The foundation of “the calculus” is the limit. It is a tool to describe a particular behavior of a function. This chapter begins our study of the limit by approximating its value graphically and numerically. After a formal definition of the limit, properties are established that make “finding limits” tractable. Once the limit is understood, then the problems of area and rates of change can be approached.
Chapter Summary.
In this chapter we:
defined the limit,
found accessible ways to approximate their values numerically and graphically,
developed a not-so-easy method of proving the value of a limit (\(\varepsilon\)-\(\delta\) proofs),
explored when limits do not exist,
defined continuity and explored properties of continuous functions, and
considered limits that involved infinity.
Why? Mathematics is famous for building on itself and calculus proves to be no exception. In the next chapter we will be interested in “dividing by \(0\text{.}\)” That is, we will want to divide a quantity by a smaller and smaller number and see what value the quotient approaches. In other words, we will want to find a limit. These limits will enable us to, among other things, determine exactly how fast something is moving when we are only given position information.

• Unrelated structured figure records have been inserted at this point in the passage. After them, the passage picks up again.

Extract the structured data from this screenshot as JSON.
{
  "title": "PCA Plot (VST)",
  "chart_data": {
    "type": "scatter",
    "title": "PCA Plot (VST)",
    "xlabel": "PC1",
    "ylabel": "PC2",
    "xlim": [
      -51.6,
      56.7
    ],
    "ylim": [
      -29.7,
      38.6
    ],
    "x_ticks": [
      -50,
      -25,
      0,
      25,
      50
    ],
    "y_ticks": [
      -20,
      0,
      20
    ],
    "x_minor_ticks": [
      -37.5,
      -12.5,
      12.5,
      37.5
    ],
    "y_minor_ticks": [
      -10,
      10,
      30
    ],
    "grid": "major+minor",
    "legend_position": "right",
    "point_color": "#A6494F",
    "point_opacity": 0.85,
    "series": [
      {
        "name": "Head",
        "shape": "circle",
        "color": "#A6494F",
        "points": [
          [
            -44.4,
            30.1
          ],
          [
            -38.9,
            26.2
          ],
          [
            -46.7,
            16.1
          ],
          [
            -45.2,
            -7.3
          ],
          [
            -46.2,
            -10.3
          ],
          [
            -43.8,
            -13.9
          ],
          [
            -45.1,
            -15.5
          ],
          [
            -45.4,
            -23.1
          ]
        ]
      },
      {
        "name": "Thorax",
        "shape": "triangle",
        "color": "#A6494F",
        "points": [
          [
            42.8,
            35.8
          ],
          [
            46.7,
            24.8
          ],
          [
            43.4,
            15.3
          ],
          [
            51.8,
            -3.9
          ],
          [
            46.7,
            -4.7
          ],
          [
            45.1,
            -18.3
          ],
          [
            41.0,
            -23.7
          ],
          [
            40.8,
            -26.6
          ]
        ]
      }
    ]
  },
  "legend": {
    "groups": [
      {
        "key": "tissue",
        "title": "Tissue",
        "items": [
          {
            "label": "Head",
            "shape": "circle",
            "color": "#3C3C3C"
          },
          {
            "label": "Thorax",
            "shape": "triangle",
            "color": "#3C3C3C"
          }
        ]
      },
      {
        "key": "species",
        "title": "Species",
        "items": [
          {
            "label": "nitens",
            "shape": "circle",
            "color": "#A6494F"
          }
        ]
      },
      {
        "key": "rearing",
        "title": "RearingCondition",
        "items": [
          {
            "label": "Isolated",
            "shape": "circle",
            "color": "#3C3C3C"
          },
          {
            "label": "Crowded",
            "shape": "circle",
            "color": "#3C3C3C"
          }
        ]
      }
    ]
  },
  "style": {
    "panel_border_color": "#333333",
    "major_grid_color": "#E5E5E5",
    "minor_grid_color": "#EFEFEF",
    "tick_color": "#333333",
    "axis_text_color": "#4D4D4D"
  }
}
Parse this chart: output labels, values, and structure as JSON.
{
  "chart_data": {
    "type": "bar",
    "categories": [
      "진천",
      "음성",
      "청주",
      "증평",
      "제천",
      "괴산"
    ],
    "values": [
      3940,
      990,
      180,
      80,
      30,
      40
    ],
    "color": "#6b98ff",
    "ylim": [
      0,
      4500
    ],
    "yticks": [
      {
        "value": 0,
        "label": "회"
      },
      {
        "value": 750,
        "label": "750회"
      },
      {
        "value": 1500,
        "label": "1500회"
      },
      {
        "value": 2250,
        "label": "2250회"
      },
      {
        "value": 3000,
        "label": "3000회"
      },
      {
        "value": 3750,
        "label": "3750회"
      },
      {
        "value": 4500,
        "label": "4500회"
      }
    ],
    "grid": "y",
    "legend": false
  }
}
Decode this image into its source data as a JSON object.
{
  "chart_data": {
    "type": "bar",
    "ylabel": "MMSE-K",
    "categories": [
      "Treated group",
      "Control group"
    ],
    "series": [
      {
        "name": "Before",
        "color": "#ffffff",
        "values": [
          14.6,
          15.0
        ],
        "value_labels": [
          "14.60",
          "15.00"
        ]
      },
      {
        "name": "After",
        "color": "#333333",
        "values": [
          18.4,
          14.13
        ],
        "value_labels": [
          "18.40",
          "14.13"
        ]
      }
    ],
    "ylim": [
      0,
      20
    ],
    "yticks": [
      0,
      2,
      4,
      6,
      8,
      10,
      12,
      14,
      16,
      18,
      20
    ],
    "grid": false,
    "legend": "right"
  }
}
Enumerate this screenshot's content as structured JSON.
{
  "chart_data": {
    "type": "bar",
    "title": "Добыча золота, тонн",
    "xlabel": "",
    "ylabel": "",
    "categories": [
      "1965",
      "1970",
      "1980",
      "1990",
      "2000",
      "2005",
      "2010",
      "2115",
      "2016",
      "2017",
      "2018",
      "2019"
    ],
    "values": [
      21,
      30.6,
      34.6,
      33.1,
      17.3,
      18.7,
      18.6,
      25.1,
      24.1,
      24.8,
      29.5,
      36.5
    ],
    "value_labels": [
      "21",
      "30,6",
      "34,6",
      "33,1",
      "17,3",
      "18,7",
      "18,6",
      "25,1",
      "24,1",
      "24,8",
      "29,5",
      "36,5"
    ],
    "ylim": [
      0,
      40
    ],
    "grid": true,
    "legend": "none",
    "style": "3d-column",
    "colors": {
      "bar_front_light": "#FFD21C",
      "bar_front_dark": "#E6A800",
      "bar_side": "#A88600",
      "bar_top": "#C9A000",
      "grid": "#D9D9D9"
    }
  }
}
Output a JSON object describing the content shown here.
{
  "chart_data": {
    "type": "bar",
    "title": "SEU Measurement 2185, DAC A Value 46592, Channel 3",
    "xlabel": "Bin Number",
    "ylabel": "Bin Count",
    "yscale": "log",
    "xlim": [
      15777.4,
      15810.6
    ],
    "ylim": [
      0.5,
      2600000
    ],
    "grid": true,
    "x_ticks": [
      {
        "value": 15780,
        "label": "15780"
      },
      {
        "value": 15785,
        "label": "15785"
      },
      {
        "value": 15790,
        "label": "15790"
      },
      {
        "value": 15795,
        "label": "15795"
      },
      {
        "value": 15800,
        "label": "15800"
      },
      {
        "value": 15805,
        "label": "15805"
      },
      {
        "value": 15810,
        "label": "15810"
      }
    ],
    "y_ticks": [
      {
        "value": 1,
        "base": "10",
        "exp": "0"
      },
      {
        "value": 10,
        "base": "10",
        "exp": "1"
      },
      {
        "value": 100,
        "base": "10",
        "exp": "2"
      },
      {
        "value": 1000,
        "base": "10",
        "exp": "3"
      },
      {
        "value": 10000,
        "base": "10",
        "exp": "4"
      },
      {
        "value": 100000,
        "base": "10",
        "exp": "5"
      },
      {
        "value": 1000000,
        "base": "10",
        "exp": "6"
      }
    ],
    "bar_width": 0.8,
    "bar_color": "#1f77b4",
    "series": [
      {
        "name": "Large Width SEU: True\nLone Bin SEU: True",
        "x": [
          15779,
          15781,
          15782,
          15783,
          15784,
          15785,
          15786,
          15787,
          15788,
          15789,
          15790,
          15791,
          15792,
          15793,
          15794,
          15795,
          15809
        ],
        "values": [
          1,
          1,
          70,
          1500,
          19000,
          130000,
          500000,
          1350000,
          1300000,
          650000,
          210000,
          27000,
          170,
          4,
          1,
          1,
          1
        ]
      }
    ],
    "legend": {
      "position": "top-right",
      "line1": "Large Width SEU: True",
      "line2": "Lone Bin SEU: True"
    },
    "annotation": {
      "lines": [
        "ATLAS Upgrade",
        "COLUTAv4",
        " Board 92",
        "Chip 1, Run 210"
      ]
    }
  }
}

Later, we will want to add up an infinite list of numbers. We will do so by first adding up a finite list of numbers, then take a limit as the number of things we are adding approaches infinity. Surprisingly, this sum often is finite; that is, we can add up an infinite list of numbers and get, for instance, \(42\text{.}\)
These are just two quick examples of why we are interested in limits. Many students dislike this topic when they are first introduced to it, but over time an appreciation is often formed based on the scope of its applicability.